Let’s dig into the development process a bit. How does it usually look? First of all, the system analyst creates the documentation. The developer implements it, and then the tester validates the result. Looks pretty familiar, doesn’t it? The trouble is that problems surface only at the end, when they are most expensive to fix.

TMNT in Java

Don’t wait—act!

Don’t be lazy. If you see your developer taking on a new task, open it, find the analyst’s documentation, and start writing test cases. Imagine a robot reading your test cases and doing exactly what they specify. The precision a robot demands is exactly what test frameworks require—so the habit transfers directly. I believe this approach will help you transition to automated testing. Tester judgment—spotting edge cases, usability gaps, and context-dependent behavior—still matters; the robot metaphor covers only the deterministic, specifiable part.

Make calls your enemy

Whenever you’re about to call someone to clear up an ambiguity about a requirement or a bug, pause and ask yourself:

  1. What specific detail is missing that would allow you to avoid the meeting?
  2. Write that missing detail or question in text, then add it as a comment to the task it belongs to:
    • If it’s a question about the documentation, find the task where the analyst wrote it and leave your comment there.
    • If you’ve discovered a bug in the developer’s implementation, find the corresponding task and add a new bug report as a comment.

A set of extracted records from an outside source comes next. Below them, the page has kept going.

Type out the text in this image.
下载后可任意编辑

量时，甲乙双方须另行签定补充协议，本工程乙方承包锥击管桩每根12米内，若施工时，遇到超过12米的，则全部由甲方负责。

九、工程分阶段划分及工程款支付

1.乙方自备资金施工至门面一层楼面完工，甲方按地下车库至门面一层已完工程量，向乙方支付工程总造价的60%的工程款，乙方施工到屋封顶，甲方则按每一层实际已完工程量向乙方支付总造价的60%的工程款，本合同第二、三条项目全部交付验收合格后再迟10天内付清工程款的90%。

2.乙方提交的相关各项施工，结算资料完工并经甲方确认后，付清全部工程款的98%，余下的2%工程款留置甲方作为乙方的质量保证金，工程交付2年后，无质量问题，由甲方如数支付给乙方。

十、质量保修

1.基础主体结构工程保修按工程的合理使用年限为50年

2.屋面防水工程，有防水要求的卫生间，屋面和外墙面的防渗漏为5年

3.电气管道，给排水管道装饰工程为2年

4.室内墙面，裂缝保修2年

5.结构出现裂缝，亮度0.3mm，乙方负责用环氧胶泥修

Important! Use markup and formatting (headings, lists, code snippets) to make your comments easy to read.

How to write a bug report so that the developer will want to fix the bug

When a developer writes a test, they usually look at three things:

  1. What input data was provided? – Include the data you used to test the implementation.
  2. What data are expected? – Share the expected data, response, or result.
  3. What was the actual result? – Include the actual data, response, or result to compare with the expected outcome.

If you provide these details to the developer, the bug-fixing process will be significantly faster!

What not to do

Avoid these things:

  • Asking the developer how things should work: It’s your responsibility to know how a feature should work; if you don’t, how can you test it? If the documentation is missing or wrong, report that gap in writing on the relevant task before testing.
  • Reporting bugs outside of the ticket: Report bugs in the ticket, not in chat or verbally—informal reports vanish and cannot be tracked.
  • Using vague phrases like “This does not work properly”: ‘Properly’ is unclear—specify exactly what’s wrong.

Every one of these habits saves your teammates time they would otherwise spend in meetings, chasing vague reports, or re-explaining context—that is what makes their lives better.